A OAB, consciente dessa responsabilidade, agiu de forma exemplar ao aprovar, em novembro de 2024, um conjunto abrangente de recomendações sobre o uso ético da IA na advocacia. Essas diretrizes deixam claro, sem margem para dúvidas, que o exercício da nossa profissão é pessoal, indelegável e deve, acima de tudo, ser supervisionado por um profissional devidamente habilitado. A IA pode ser uma ferramenta incrivelmente poderosa, uma aliada em nossa jornada, mas jamais uma substituta do advogado. Além disso, a proteção de dados sensíveis, o sagrado dever de sigilo e a transparência absoluta sobre o uso dessas tecnologias precisam estar no centro de toda a nossa atuação profissional.
Curiosamente, e paradoxalmente, a mesma tecnologia que alguns veem como uma ameaça de automatizar excessos pode ser uma força transformadora para democratizar o acesso à justiça. Ferramentas de IA que sejam acessíveis, seguras e bem desenvolvidas podem permitir que pequenas bancas e advogados autônomos atendam seus clientes com mais qualidade, agilidade e, crucialmente, a um custo menor. Softwares de atendimento automatizado, por exemplo, podem realizar triagens iniciais eficientes e fornecer informações jurídicas básicas a populações que, hoje, sequer conseguem agendar uma consulta com um advogado. O grande desafio, e nossa missão, é garantir que essa democratização ocorra sempre com a ética como bússola, a supervisão humana como garantia e o amparo legal como alicerce.
A advocacia não está sendo extinta. Longe disso. Ela está sendo, sim, profundamente transformada. E, como toda grande transformação, isso exige de nós um compromisso com a formação continuada, uma postura crítica diante das novidades e, acima de tudo, uma disposição genuína para abraçar o novo. O profissional que se mantiver ancorado exclusivamente em práticas herdadas, desconectadas da vibrante realidade tecnológica que nos cerca, provavelmente verá sua relevância diminuir de forma drástica. Por outro lado, o advogado que souber aliar a rica tradição jurídica com a inovação tecnológica será uma peça-chave, indispensável em um ecossistema cada vez mais complexo, plural e interdependente.

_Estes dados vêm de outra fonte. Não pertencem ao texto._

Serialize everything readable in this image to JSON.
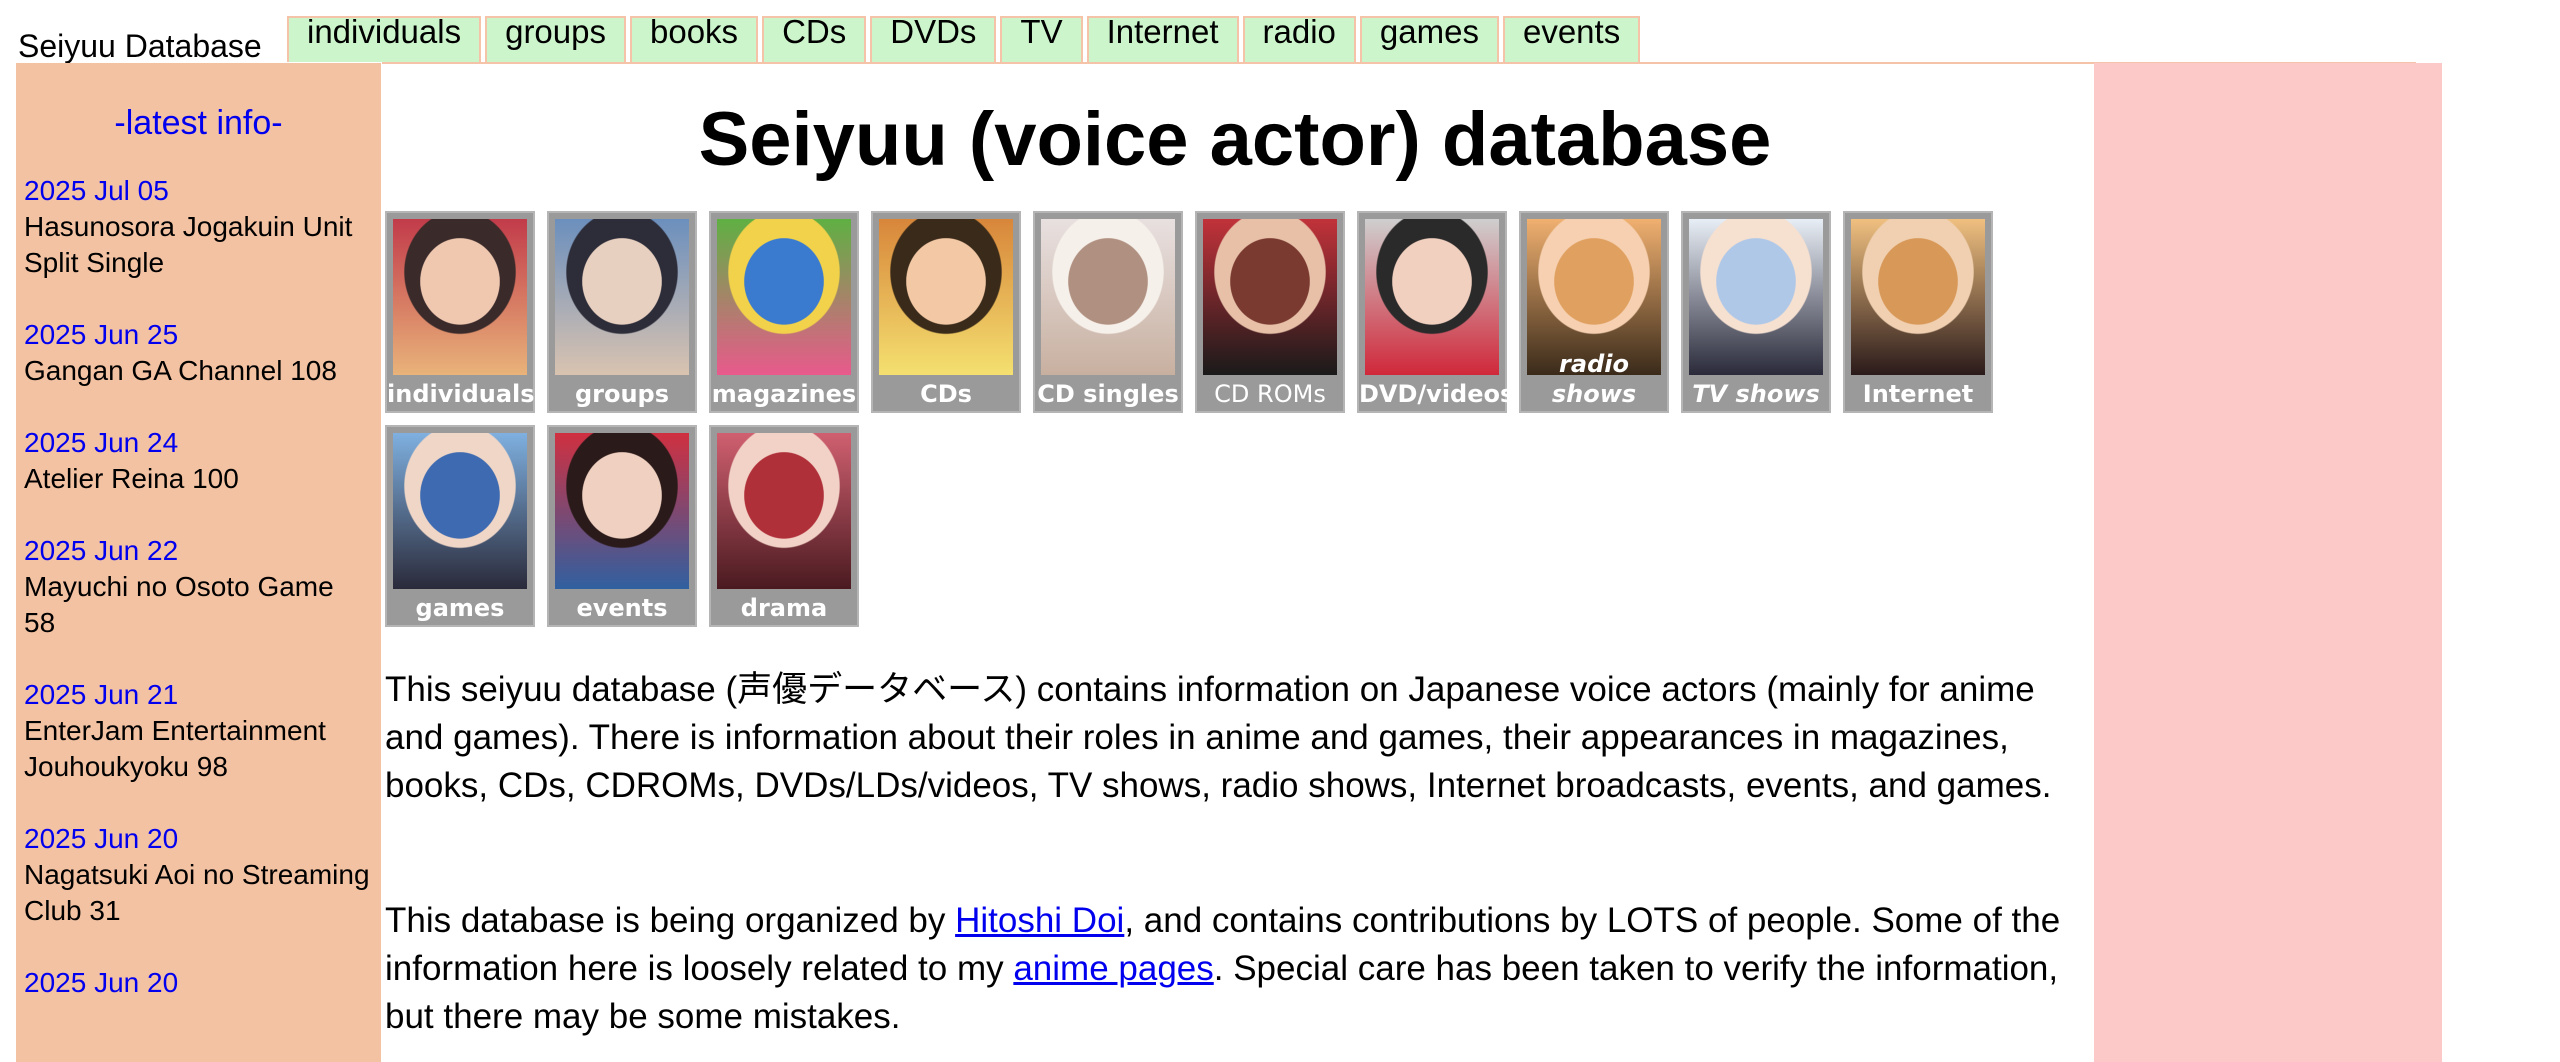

O futuro da advocacia não é uma distopia a ser temida, mas uma oportunidade a ser construída. Contudo, esse futuro será, sem dúvida, incompatível com o imobilismo. Cabe a nós, operadores do direito, assumirmos o protagonismo desse processo. Porque, no fim das contas, nenhuma inteligência — seja ela artificial ou não,é capaz de substituir o que há de mais essencial e humano na nossa profissão: a inestimável capacidade de interpretar a norma diante da vida concreta de cada indivíduo, de mediar conflitos com empatia e sabedoria, e de lutar incansavelmente por justiça mesmo quando ela parece ser a opção mais improvável. É essa chama humana que nos define e que nos guiará nessa fascinante jornada.
**Este artigo não reflete, necessariamente, a opinião da Revista Fórum.